Areas of Investigation
The Cellular and Molecular Identity of the Stem Cell Niche
Stem cell behaviors are heavily influenced by the niche microenvironment, where stem cells reside. However, the identity of niche factors and niche cell types remains elusive for many mammalian stem cells. We have established tools and strategies to manipulate gene expression in numerous skin cell types and are using them to investigate reciprocal interactions between stem cells and niches. This research will define mechanisms that could be targeted to promote tissue regeneration or wound healing.

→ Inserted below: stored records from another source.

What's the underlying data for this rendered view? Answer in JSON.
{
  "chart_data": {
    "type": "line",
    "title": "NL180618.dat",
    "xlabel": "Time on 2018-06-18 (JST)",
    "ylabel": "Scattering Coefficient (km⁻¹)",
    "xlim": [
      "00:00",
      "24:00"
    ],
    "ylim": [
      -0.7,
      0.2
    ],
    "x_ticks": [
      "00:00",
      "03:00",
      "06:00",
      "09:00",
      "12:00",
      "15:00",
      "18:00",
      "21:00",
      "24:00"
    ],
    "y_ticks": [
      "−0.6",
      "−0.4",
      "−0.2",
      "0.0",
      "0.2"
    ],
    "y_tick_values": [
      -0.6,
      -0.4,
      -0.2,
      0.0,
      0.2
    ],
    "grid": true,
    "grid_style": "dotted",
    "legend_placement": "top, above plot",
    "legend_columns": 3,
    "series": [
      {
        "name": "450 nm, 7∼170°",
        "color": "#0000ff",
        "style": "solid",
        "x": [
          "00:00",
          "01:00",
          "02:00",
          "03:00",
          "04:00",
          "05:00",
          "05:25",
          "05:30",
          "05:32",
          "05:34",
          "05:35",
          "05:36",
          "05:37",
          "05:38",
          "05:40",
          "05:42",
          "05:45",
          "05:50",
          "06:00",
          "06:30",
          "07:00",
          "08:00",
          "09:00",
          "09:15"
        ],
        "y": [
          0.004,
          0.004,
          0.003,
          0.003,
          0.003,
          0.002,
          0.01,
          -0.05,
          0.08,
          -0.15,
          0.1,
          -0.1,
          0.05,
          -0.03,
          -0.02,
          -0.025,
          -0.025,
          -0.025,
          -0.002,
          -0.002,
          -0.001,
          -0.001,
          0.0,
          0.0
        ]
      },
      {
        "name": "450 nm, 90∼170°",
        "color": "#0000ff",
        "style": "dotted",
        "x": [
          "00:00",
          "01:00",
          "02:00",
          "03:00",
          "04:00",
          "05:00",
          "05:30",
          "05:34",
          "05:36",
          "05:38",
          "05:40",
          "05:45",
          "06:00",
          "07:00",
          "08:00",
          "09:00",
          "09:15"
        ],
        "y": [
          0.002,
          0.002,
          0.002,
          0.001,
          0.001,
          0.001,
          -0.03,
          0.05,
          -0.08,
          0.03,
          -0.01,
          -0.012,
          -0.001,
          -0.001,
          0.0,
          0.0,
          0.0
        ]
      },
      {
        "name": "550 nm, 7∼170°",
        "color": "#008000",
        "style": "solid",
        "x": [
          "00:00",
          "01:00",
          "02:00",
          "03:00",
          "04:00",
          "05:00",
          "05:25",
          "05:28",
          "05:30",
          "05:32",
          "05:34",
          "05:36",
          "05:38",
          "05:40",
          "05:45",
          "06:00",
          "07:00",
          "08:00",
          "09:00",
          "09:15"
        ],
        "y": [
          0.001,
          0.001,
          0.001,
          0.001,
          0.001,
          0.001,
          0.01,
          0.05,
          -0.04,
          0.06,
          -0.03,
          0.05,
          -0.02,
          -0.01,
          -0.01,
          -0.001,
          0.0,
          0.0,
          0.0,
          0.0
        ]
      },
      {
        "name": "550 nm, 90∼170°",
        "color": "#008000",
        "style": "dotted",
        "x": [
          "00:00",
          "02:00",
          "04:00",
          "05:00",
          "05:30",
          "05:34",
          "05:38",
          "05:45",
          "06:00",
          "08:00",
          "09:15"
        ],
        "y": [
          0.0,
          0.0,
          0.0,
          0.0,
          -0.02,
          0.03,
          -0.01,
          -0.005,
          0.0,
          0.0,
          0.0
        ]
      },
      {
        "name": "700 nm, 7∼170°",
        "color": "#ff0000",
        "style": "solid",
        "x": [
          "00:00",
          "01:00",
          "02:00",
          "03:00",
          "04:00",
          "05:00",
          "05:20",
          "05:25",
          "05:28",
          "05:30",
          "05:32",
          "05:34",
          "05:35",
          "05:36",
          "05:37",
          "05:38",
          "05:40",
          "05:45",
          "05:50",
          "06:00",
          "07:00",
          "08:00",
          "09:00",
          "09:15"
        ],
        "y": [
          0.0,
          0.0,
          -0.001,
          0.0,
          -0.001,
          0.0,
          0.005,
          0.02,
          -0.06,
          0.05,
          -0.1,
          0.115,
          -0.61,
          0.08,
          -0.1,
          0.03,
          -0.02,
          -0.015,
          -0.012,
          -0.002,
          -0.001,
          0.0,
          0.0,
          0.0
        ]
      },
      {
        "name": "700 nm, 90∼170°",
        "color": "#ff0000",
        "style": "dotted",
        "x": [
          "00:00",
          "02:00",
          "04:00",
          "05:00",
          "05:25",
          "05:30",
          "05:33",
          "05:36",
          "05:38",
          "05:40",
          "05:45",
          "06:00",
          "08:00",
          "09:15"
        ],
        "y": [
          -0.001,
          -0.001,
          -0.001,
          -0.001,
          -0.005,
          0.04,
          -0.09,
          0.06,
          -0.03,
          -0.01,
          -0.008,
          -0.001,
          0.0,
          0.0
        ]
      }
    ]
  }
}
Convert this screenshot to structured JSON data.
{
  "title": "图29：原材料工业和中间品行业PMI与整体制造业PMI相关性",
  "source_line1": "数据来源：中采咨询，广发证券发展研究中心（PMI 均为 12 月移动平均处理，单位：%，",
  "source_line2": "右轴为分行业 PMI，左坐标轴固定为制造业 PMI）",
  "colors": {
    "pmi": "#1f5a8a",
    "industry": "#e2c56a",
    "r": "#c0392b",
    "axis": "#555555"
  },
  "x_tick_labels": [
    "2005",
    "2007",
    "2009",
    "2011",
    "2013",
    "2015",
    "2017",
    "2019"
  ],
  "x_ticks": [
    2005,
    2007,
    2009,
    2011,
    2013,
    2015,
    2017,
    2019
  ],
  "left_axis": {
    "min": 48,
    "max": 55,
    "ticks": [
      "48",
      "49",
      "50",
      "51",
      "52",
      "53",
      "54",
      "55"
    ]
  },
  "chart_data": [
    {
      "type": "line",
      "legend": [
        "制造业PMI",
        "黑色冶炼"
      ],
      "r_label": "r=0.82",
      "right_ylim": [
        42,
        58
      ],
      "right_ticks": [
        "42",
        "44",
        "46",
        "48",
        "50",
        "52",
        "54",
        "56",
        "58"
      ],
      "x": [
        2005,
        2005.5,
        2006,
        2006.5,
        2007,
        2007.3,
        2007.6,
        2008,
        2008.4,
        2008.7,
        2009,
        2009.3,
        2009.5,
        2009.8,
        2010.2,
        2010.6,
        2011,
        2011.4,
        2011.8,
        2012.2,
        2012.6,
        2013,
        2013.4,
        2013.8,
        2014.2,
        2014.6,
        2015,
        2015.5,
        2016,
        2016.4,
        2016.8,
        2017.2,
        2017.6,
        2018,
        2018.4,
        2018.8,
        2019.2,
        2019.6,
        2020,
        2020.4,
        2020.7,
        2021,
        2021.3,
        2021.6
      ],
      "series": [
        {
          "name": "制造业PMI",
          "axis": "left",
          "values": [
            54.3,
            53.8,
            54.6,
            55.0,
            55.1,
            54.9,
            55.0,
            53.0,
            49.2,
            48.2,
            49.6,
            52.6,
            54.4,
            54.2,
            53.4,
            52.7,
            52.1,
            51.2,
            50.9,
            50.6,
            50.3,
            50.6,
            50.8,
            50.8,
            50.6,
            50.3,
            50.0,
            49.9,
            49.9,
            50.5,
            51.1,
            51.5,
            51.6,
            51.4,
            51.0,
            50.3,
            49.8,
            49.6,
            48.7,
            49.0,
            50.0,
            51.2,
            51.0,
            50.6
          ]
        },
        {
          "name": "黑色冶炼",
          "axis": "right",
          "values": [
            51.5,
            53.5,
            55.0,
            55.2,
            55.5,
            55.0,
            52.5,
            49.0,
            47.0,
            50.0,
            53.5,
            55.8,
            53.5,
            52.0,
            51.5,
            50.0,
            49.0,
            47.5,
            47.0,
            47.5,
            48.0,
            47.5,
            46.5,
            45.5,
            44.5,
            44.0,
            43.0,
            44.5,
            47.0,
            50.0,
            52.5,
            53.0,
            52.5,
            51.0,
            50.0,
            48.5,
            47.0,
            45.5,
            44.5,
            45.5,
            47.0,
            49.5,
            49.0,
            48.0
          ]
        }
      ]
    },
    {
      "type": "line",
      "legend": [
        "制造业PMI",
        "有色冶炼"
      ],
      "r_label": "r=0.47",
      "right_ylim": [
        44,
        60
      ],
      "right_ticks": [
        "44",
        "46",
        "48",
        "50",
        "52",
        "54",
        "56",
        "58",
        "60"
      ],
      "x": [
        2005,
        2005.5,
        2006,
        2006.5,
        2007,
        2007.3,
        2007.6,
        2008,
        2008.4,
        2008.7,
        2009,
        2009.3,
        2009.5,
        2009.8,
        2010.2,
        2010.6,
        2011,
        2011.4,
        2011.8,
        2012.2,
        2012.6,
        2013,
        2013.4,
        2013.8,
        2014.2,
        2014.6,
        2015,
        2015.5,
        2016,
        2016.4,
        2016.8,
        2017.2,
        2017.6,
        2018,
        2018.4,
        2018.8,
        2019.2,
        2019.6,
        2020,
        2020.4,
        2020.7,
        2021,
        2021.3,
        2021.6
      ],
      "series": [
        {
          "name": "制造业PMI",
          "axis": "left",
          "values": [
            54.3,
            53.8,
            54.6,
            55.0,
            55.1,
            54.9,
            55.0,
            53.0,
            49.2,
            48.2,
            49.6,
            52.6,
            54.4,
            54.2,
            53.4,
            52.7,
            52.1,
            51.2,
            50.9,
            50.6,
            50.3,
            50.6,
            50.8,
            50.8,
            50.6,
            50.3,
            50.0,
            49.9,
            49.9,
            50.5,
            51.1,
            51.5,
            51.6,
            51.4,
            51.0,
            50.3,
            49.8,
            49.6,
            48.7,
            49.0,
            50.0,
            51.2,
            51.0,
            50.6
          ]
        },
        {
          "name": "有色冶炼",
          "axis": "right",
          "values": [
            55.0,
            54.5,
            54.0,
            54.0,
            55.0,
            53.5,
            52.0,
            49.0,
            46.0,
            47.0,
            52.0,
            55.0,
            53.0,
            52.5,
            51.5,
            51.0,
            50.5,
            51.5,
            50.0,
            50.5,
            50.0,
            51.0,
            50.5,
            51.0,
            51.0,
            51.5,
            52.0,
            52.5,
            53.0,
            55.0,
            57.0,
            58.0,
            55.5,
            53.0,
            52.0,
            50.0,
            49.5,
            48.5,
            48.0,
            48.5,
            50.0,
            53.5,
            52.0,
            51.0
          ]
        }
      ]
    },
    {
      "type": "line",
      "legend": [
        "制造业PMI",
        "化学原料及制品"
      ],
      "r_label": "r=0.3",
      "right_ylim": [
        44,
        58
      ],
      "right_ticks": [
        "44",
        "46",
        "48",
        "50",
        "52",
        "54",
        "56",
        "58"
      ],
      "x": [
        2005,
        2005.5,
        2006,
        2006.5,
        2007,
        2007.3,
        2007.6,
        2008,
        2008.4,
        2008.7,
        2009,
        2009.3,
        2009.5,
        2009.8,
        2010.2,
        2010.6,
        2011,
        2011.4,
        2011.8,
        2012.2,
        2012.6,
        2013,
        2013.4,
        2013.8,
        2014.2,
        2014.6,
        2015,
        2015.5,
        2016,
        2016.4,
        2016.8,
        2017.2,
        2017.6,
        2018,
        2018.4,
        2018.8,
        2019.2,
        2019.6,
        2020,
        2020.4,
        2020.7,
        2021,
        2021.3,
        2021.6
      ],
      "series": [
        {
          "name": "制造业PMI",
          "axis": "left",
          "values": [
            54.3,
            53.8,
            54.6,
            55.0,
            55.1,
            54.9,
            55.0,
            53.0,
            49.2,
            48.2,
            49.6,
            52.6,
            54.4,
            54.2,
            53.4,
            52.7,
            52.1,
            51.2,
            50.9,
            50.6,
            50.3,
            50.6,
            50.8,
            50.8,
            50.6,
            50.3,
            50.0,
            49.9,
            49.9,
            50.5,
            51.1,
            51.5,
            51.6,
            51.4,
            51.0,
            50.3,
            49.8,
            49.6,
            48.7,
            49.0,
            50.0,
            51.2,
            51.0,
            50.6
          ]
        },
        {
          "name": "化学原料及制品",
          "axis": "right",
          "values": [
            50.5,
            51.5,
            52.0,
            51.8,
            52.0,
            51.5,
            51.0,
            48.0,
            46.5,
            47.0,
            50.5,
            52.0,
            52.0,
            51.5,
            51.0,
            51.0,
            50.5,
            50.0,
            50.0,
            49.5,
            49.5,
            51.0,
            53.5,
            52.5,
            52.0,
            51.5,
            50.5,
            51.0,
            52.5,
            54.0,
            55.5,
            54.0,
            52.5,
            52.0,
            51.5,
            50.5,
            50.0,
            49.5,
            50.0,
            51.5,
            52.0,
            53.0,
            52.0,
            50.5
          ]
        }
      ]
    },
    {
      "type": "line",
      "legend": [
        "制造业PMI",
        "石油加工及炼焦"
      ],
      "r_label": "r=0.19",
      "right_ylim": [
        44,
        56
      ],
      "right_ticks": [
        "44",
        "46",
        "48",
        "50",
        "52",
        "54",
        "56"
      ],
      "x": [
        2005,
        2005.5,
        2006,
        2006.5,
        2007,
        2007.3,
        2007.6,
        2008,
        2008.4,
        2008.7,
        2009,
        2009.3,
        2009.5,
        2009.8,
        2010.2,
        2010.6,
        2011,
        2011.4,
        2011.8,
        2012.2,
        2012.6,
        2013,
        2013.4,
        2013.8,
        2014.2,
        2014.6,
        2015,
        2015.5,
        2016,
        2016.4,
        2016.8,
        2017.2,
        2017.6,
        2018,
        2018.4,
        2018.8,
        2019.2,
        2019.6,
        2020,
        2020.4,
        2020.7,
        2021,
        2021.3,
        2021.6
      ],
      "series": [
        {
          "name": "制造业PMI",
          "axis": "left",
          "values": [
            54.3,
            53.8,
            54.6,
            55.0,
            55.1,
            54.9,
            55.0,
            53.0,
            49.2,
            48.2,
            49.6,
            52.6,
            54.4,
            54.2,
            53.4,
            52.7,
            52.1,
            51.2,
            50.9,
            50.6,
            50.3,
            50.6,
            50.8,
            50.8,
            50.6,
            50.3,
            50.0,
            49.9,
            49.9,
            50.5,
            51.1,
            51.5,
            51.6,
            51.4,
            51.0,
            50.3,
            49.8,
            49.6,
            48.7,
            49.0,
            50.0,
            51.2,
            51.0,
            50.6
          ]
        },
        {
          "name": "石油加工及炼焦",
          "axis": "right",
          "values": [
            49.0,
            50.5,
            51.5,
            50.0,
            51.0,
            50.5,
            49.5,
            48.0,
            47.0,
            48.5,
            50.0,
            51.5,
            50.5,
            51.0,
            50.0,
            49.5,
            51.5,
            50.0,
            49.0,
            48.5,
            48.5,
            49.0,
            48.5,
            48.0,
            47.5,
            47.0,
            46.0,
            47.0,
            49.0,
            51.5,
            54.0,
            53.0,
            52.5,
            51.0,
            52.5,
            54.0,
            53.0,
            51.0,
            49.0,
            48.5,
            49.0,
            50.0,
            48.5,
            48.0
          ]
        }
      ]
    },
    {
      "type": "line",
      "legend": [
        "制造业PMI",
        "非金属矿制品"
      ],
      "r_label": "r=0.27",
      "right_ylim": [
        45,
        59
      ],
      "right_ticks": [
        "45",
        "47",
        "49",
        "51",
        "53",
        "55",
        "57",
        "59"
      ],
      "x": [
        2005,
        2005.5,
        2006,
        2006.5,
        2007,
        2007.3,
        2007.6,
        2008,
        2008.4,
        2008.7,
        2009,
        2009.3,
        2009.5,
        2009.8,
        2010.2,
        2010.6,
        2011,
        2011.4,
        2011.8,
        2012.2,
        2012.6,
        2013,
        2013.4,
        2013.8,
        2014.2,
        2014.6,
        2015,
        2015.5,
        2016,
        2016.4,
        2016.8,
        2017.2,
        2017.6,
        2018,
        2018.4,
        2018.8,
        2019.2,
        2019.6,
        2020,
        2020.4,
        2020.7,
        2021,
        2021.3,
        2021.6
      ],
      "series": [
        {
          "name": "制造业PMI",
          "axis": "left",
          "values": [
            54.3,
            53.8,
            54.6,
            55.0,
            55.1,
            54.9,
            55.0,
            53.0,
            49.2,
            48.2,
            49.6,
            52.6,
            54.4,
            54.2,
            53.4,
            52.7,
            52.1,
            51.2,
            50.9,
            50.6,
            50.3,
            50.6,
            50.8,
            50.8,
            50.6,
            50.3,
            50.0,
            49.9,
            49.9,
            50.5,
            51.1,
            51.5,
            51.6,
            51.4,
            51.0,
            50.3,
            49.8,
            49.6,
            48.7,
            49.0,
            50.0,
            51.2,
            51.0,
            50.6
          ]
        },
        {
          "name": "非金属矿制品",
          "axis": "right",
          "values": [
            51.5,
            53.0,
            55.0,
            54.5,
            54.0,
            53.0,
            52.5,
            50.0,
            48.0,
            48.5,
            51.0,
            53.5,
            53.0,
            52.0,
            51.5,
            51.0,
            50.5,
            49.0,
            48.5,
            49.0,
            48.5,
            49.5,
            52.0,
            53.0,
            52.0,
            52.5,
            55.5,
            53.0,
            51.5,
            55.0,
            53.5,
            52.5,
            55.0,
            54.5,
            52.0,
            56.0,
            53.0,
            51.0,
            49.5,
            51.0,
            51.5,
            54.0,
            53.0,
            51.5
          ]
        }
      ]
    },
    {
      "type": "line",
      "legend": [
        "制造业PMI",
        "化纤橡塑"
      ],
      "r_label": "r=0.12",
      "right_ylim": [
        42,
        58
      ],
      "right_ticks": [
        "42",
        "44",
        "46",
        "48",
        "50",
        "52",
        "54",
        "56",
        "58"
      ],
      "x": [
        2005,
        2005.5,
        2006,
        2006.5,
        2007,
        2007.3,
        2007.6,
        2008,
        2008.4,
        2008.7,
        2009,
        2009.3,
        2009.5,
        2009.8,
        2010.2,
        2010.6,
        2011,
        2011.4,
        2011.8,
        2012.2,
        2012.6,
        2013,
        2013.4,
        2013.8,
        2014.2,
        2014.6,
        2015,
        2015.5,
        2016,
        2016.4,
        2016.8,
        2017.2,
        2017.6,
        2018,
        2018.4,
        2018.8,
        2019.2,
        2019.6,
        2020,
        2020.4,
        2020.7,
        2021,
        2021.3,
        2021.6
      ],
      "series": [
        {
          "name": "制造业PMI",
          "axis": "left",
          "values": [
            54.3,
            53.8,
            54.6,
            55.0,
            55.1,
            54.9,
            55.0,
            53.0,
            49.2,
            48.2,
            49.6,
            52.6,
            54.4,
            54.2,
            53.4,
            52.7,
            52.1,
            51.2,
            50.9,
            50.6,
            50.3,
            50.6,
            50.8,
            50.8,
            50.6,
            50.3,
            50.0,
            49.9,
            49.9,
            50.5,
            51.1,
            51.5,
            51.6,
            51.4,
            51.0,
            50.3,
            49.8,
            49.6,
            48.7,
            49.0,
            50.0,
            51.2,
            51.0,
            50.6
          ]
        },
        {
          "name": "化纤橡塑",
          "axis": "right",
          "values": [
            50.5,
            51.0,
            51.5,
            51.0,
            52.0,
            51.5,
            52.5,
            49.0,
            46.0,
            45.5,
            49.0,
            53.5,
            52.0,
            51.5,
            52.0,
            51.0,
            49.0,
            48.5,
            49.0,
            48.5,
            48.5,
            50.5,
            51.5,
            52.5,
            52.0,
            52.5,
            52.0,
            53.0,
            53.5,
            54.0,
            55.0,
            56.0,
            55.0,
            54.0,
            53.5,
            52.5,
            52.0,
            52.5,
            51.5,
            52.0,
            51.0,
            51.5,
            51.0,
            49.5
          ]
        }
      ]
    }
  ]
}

Function and Biology of Transit-Amplifying Cells
Somatic stem cells are often quiescent but occasionally divide to generate “transit-amplifying cells” (TACs). TACs then undergo rapid division and expansion to produce a large quantity of differentiated cells downstream. Since TACs are the workforce of tissue production while stem cells are mostly dormant, TACs are located at an ideal juncture to orchestrate production of their own downstream progeny with critical changes in surrounding niche cell types that accommodate and support a regenerating tissue (see our review comparing TACs in the blood and the skin (Zhang and Hsu WIREs Developmental Biology).
How Systemic Changes Regulate Stem Cell Behavior
Stem cells must respond not just to the niche but to systemic signals in response to stress, pregnancy, or aging. We have established approaches to determine if and how changes in systemic factors influence cell-cell interactions, stem cell behavior, and repair of injury in the skin. We have defined several circulating factors crucial for skin stem cell function and are determining whether these factors act directly or through the niche to regulate stem cell activity and tissue regeneration.